The gun-type bomb just fires one chunk of uranium into another chunk (the target) so that the two chunks add up to more than a “critical mass”. It is so simple it cannot possibly fail – as a result they never had to test this type of bomb before using it. They dropped it on the city of Hiroshima with no testing. There is a need for a precision timed “neutron source” but that is very old technology that has been well known for ages.
The implosion-type bomb is much more sophisticated, requiring a perfectly spherical shaped mass of plutonium metal surrounded by concentric plastic explosives to drive the sphere inward toward the centre – an “ implosion”. That is so tricky it’s pretty well got to be tested before using. The USA tested it at Alamogordo before dropping it on the city of Nagasaki.
Nuclear non-proliferation authorities maintain that a powerful nuclear explosive device (gun-type) could be made with any uranium enriched to 20% or more. Such an explosive device would not have to be delivered by rocket or aeroplane, but could be delivered in the hull of a ship, or in a truck, or even in the trunk of a car, and detonated by remote control.

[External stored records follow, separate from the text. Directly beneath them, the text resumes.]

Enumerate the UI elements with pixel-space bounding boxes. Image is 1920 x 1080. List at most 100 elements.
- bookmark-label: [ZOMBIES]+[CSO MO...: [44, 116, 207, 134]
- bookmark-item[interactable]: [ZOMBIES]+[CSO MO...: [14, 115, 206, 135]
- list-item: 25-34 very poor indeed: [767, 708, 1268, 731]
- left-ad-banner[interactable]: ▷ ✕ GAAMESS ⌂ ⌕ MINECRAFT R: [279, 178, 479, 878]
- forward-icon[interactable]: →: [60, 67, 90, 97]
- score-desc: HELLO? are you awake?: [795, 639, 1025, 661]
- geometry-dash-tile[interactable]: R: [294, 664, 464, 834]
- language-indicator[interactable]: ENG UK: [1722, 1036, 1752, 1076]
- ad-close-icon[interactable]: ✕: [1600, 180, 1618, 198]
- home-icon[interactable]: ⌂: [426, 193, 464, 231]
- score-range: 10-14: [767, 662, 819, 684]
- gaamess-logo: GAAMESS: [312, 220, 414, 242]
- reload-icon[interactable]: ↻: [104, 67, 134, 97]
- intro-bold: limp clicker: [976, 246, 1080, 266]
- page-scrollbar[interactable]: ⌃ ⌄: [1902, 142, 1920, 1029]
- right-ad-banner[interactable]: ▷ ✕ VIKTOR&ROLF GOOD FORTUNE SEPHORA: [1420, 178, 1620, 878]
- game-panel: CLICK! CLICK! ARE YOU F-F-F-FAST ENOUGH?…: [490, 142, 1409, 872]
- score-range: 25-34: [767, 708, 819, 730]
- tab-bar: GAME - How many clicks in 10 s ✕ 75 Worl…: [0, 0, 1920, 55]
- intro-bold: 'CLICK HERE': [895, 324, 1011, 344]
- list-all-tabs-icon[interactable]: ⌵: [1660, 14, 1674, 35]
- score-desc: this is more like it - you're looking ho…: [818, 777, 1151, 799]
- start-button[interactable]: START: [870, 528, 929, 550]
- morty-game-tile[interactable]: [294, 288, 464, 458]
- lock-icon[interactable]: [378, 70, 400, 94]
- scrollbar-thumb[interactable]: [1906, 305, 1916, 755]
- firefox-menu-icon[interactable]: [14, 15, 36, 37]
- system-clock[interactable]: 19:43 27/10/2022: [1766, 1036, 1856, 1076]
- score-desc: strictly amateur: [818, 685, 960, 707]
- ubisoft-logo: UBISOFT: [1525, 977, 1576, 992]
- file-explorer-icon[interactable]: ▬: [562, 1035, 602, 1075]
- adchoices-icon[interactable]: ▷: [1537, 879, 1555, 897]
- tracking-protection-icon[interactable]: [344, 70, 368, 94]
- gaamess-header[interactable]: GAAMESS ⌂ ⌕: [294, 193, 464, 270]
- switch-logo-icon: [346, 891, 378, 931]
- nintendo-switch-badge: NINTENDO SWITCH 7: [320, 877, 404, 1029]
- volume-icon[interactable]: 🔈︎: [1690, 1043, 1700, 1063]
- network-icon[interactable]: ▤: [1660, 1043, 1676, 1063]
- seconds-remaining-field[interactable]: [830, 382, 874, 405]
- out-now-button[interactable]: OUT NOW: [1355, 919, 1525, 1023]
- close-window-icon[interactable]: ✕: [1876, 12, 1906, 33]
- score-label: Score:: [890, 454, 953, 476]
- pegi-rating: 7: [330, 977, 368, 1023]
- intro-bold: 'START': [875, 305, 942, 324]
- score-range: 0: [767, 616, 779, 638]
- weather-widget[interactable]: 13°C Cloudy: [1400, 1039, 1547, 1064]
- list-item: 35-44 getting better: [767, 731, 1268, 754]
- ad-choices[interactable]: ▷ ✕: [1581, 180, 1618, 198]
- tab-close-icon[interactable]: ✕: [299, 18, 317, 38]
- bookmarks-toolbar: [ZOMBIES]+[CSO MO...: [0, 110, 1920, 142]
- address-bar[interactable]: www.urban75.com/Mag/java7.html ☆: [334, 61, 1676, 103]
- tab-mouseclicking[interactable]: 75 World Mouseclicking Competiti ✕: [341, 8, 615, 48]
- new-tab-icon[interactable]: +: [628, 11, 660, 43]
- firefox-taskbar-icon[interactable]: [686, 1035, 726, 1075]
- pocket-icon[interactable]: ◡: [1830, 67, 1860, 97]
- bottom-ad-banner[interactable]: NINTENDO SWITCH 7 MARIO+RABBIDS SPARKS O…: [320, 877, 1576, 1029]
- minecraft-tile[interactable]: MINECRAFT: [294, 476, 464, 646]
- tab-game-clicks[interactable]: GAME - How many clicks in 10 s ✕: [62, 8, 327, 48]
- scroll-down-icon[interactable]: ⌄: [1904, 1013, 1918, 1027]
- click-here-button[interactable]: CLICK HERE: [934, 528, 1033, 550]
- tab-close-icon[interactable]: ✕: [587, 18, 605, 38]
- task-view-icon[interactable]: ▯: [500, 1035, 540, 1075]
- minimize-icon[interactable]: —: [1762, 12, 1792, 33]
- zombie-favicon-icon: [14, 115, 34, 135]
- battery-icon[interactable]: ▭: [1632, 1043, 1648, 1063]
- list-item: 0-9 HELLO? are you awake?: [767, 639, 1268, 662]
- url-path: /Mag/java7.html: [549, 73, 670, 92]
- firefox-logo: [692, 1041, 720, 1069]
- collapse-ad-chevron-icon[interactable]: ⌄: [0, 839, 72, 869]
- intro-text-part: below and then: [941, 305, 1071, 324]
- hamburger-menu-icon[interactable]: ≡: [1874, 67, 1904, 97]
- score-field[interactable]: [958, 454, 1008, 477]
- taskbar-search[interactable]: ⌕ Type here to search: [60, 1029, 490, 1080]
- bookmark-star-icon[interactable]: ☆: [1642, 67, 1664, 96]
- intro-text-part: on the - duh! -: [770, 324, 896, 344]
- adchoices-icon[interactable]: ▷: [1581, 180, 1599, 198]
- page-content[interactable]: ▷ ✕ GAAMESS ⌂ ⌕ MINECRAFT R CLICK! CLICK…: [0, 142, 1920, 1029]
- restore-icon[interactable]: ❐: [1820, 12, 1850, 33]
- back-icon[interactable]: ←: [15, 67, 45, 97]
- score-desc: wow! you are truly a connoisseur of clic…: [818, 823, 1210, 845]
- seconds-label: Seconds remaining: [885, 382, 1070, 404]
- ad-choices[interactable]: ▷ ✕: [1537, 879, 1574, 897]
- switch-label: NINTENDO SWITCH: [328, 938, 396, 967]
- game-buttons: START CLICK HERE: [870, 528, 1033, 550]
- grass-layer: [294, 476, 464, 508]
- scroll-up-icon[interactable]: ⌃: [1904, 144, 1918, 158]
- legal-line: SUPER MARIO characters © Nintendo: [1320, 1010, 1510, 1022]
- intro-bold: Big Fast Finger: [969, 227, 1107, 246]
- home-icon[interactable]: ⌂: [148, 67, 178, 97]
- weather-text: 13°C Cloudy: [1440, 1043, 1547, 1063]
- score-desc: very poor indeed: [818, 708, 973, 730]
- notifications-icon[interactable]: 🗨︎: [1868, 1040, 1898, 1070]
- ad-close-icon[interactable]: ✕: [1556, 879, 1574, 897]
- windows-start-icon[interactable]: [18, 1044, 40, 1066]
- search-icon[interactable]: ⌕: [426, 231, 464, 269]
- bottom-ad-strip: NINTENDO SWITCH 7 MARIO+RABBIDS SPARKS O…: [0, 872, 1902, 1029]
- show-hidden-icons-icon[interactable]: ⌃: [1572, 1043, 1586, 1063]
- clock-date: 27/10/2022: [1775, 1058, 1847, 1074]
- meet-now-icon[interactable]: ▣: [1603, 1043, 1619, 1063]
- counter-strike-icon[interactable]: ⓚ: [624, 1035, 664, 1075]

Independent experts now say the same is true of most HALEU (high-assay low-enriched uranium) enriched to more than 12% U-235. Although this reality is not officially acknowledged by regulators, it means that the fuel for some of the “fast” or “advanced” SMNRs being proposed — like the ARC [NB] or eVinci [Sask] or Natrium [Wyoming] reactors — is already weapons usable material, even though it is below the 20% enrichment level.